De Vlaamse regering trekt ruim 220.000 euro uit voor een onderzoek naar ‘parallelle gemeenschappen’ in Vlaanderen. In opdracht van minister van Binnenlands Bestuur Hilde Crevits (CD&V) moeten onderzoekers nagaan in welke buurten mensen zich afzonderen op basis van religie of etnisch-culturele achtergrond. ‘Ik zou hier als onderzoeker niet zomaar in meegaan’, zegt migratieonderzoeker Pascal Debruyne (Odisee Hogeschool).
Maximaal 221.000 euro, exclusief btw. Dat budget heeft de Vlaamse regering veil voor een nieuw onderzoek naar ‘parallelle gemeenschappen in Vlaanderen’. Het doel van het project? Segregatie doorbreken en sociale cohesie in Vlaanderen bevorderen.
Dat project bestaat uit twee grote blokken, zo meldt minister van Binnenlands Bestuur Hilde Crevits (CD&V). Ten eerste moeten de onderzoekers in kaart brengen welke parallelle gemeenschappen er precies zijn. Volgens Crevits is er nog maar weinig onderzoek voorhanden dat dat duidelijk afbakent. De basis waarop die gemeenschappen ontstaan, is wel omschreven: op basis van etnisch-culturele en/of religieuze lijnen.

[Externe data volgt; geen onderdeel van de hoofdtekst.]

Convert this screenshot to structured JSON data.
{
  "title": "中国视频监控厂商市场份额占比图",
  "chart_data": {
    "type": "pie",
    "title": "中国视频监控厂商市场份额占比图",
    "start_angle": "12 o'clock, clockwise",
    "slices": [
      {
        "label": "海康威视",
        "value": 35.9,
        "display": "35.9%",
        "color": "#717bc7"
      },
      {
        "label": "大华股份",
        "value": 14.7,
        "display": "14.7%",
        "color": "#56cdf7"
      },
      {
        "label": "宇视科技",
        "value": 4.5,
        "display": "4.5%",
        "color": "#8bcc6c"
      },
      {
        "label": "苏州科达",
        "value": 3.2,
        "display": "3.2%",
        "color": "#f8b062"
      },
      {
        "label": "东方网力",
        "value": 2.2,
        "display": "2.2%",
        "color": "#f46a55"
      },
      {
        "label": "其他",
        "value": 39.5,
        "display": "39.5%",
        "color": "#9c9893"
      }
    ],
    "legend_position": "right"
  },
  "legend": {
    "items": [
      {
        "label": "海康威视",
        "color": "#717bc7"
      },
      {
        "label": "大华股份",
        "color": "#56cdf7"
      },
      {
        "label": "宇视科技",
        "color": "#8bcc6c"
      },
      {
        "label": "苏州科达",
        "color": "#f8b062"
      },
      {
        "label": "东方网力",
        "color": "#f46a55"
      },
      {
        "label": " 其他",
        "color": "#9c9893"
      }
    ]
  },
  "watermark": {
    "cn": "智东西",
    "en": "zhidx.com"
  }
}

Nadat die gemeenschappen zijn afgebakend, is het aan de onderzoekers – die drie jaar de tijd krijgen – om actie te ondernemen. Aan de hand van succesvolle methoden uit het buitenland worden enkele experimenten opgezet om te kijken in welke mate de cohesie wordt bevorderd.
Volgens Crevits is er immers een probleem in Vlaanderen. ‘Wanneer men niet of amper in contact komt met de bredere samenleving, ontstaat het risico op mis- en desinformatie over de “buitenwereld”. Dat kan leiden tot wantrouwen, onbegrip en vijandigheid, en het zich afzetten tegen de bredere samenleving.’ In extreme gevallen leidt dat tot extremisme, gewelddadige radicalisering of andere illegale daden, aldus de CD&V-minister.
De administratie van Crevits kreeg al signalen over waar segregatie zich voordoet. Naast de logische grote steden gaat het ook om Zele, Beringen en Heusden-Zolder.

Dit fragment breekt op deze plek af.